Given the shape parameters

\begin{aligned}& \lambda _{1}^{*} = 1,\qquad \lambda _{2}^{*} = - 1,\qquad \lambda _{3}^{*} = 0,\qquad \lambda _{4}^{*} = 1,\qquad \lambda _{5}^{*} = 2,\\& \lambda _{6}^{*} = 1,\qquad \lambda _{7}^{*} = 1,\qquad \lambda _{8}^{*} = 1 \end{aligned}

and the control point coordinates

\begin{aligned}& \begin{gathered} \bigl\{ \mathrm{P}_{0}^{*} = ( - 5,0), \mathrm{P}_{1}^{*} = ( - 8,3),\mathrm{P}_{2}^{*} = ( - 6.5,7),\mathrm{P}_{3}^{*} = ( - 1,10), \mathrm{P}_{4}^{*} = (6,11), \mathrm{P}_{5}^{*} = (13,10),\\ \mathrm{P}_{6}^{*} = (18.5,7), \mathrm{P}_{7}^{*} = (20,3),\mathrm{P}_{8}^{*} = (17,0)\bigr\} \end{gathered} \end{aligned}

to construct eight QB-curves (blue solid lines) without constraints and under the constraint of $$C^{0}$$ and $$C^{1}$$, the curve is reduced to quartic QB-curves (red dashed lines).
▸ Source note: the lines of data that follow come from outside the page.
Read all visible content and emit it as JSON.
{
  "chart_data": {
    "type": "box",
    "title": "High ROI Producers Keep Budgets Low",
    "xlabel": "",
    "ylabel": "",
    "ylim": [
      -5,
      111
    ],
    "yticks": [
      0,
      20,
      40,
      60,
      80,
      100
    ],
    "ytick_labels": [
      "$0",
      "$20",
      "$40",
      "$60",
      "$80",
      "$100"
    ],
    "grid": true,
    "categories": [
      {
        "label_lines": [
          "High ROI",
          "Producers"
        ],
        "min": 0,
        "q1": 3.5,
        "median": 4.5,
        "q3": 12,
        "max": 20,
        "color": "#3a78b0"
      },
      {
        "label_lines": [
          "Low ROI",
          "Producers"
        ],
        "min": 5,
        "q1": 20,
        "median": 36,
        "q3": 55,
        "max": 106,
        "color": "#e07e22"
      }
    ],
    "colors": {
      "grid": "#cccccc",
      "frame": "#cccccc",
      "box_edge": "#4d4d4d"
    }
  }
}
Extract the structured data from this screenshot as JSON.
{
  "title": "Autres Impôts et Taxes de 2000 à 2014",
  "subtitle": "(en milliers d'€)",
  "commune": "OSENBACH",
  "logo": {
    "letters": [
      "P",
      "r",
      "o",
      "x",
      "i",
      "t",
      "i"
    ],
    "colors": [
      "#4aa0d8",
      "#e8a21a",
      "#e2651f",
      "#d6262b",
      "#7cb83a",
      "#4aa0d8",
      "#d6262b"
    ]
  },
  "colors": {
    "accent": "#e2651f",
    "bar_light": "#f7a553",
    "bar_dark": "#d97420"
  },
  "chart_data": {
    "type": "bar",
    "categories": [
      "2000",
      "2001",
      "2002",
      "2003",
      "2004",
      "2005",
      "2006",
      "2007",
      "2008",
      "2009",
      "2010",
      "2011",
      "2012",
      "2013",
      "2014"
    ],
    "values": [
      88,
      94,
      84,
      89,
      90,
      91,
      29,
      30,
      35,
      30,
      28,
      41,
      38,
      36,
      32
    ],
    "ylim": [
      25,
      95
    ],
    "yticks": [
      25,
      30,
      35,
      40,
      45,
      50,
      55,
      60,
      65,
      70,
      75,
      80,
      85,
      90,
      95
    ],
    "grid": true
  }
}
Here we give two different shape parameters to the reduced quartic QB curve. That is,

\begin{aligned}& \lambda _{1} = 1,\qquad \lambda _{2} = - 1,\qquad \lambda _{3} = 0,\qquad \lambda _{4} = 1;\\& \lambda _{1} = 1,\qquad \lambda _{2} = 0,\qquad \lambda _{3} = 0,\qquad \lambda _{4} = 1. \end{aligned}

The curves before and after reduction are shown in Fig. 3, and the control points and errors after reduction are shown in Tables 5 and 6, respectively.

## 6 Conclusions

In this paper, the least square degree reduction approximation problem for QB-curves based on $$L_{2}$$-norm without constrains and under the $$C^{0}$$ and $$C^{1}$$ constraints is studied. An algorithm for control points of approximating curves is also given. Three practical examples and their specific errors under three conditions reveal that the method achieves one-time reduction and multi-degree least square approximation of QB curve under various constraints. That is to say, this method is applicable for the system of CAD/CAM modeling. The degree reduction for QB surfaces will be studied in future work.